Why I don’t care about pageviews

Written by Michael on March 23rd, 2011

eyeballPageviews don’t make money. Brands make money.

I’ve been doing my own thing for exactly 11 months. This does not make me a moneymaking expert. But I’m as certain as I get that I’m right on this one.

First, two points of information:

  1. Yes, pageviews and uniques matter to advertisers. I’m saying they’re not the main decision driver.
  2. Yes, a few people make money on traffic alone, or something close to it. I’m saying that for those of us at content companies, as opposed to technology companies — which includes almost everybody here at the local level — traffic for traffic’s sake is a sucker’s game.

Don’t take my word on this. Take it from Numbers Nick Denton. It’s the principle behind his ballsy, controversial Gawker redesign:

Many web advertisers, even those that buy banners, treat it as a direct marketing medium. For premium media properties such as ours, this is a contest that should be avoided at all costs. It’s a race to the bottom — for the lowest quality ads and the least valuable visitors. … Gawker Media has already put distance between our properties and those of the commodity ad networks.

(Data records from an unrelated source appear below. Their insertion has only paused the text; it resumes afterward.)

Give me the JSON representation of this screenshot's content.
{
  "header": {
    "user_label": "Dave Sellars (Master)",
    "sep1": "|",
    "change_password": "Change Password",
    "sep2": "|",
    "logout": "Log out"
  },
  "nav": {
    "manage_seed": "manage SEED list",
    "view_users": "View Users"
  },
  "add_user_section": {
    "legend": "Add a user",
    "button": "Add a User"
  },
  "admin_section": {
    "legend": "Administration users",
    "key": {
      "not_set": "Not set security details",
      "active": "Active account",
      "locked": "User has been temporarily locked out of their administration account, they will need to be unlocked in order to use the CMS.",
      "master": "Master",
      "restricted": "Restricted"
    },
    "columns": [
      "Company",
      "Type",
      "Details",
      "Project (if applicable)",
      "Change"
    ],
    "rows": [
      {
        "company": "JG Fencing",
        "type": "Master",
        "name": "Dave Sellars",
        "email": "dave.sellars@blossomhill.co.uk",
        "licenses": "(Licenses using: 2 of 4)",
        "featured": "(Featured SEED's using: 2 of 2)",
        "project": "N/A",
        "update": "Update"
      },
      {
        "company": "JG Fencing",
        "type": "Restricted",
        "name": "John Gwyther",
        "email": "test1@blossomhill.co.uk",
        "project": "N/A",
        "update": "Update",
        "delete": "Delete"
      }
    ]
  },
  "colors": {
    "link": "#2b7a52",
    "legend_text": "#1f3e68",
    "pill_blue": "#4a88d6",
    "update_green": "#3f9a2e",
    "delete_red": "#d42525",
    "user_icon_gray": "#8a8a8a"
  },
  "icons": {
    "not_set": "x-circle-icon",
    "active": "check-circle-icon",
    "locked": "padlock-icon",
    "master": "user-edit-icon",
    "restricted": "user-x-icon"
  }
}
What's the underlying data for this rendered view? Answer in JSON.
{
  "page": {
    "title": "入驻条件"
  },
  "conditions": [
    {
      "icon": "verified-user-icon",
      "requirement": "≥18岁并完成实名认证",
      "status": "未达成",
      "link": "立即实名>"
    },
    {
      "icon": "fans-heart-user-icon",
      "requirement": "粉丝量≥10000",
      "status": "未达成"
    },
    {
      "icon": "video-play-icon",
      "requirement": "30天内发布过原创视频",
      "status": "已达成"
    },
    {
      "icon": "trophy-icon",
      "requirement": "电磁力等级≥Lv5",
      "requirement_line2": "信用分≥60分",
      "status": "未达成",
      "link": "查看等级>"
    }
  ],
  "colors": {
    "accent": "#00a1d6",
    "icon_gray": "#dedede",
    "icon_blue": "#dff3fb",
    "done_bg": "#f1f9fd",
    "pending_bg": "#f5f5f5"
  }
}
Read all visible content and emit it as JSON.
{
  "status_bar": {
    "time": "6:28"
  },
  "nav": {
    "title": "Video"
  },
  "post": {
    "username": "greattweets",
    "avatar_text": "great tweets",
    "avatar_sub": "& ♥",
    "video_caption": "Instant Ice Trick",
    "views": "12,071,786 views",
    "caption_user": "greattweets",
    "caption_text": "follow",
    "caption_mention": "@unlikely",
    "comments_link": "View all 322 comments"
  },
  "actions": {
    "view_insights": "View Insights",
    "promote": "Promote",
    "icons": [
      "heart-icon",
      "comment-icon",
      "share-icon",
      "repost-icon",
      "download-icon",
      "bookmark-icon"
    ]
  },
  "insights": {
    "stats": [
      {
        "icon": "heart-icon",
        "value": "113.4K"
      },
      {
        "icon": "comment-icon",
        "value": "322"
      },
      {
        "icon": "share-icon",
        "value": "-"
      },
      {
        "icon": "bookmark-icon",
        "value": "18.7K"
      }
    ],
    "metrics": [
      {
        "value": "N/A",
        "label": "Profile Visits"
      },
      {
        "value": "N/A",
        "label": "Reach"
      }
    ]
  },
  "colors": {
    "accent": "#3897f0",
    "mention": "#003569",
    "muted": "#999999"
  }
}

We booted them out from our titles five years ago; they were cheapening the sites and devaluing the brand benefits to our directly sold campaigns. … Critics say internet advertising suffers from limitless inventory, which depresses prices. These exclusive front-page sponsorships are not limitless. If HBO doesn’t move quickly enough, Showtime can buy out Gawker and Jezebel for the key fall TV season. On any individual day, there isn’t room for both of them; and that’s healthy. After falling by half from 2004 to 2008, revenue per page has now stabilized.

Is Denton’s execution crap? Maybe. But his reasons are sound and his figures don’t lie.

  • The Oregonian doesn’t make money on pageviews; it makes money by being the only website in the Northwest that prints 250,000 sheafs of paper every day and distributes them to a zilliion homes and every high-traffic location in town.
  • The Mercury doesn’t make money on pageviews; that’s why its writers are forbidden from seeing how popular their stories are.
  • ReadWriteWeb doesn’t make money on pageviews; the house ad on its front page plays up its audience of “tech influencers,” not its 2 million monthly visitors.

These publishers make money on the strength of their brands. They make money from advertisers who have heard of them, who like their content, who want their particular slice of the audience, who have a gut feeling that being associated with them would be a good idea.

Pageviews are dandy: more chances to see an ad are always better than fewer chances. And pageviews are useful: they’re a leading indicator of brand strength. More visits mean you’re probably doing something right. This is why journalists are attracted to them. (And yes, I check mine every week.) But do more pageviews bring more money? That’s correlation, not causation.

As a news-business reporter and a two-bit publisher, I see no evidence that web traffic is the key currency in profitable journalism, especially local journalism.

And without evidence, we should make sure that our attempts to sustain local journalism aren’t built around the assumption that maximizing pageviews is the road to profit.

(Creative Commons eyeball photo by Kaptain Kobold.)


2 Comments so far ↓

  1. It sounds like you are speaking from and about the perspective of the Journalist. Do you think there is a difference between the paper and the Journalist or are they one in the same?

  2. Michael says:

    Good question, Bret. I guess in my situation it’s hard to separate the two!

    But actually, I disagree: I think I’m writing more from a publisher’s perspective than a journalist’s. I think a journalist can get a lot of useful information from web analytics about what to cover and how to present it. And certainly it’s invaluable for marketers to measure how well different distribution methods are working.

    The danger for publications is that if journalists get caught up in traffic alone, they prioritize the sort of content that might not strengthen their brand.

    Brand consistency — there’s a word for it at the Mercury, actually! “crazy juice” or something a little cleverer — needs to be job one for content producers at all levels.

    You’re the analytics expert in this conversation, though. What’s your favorite metric, for use by either a publisher or a reporter?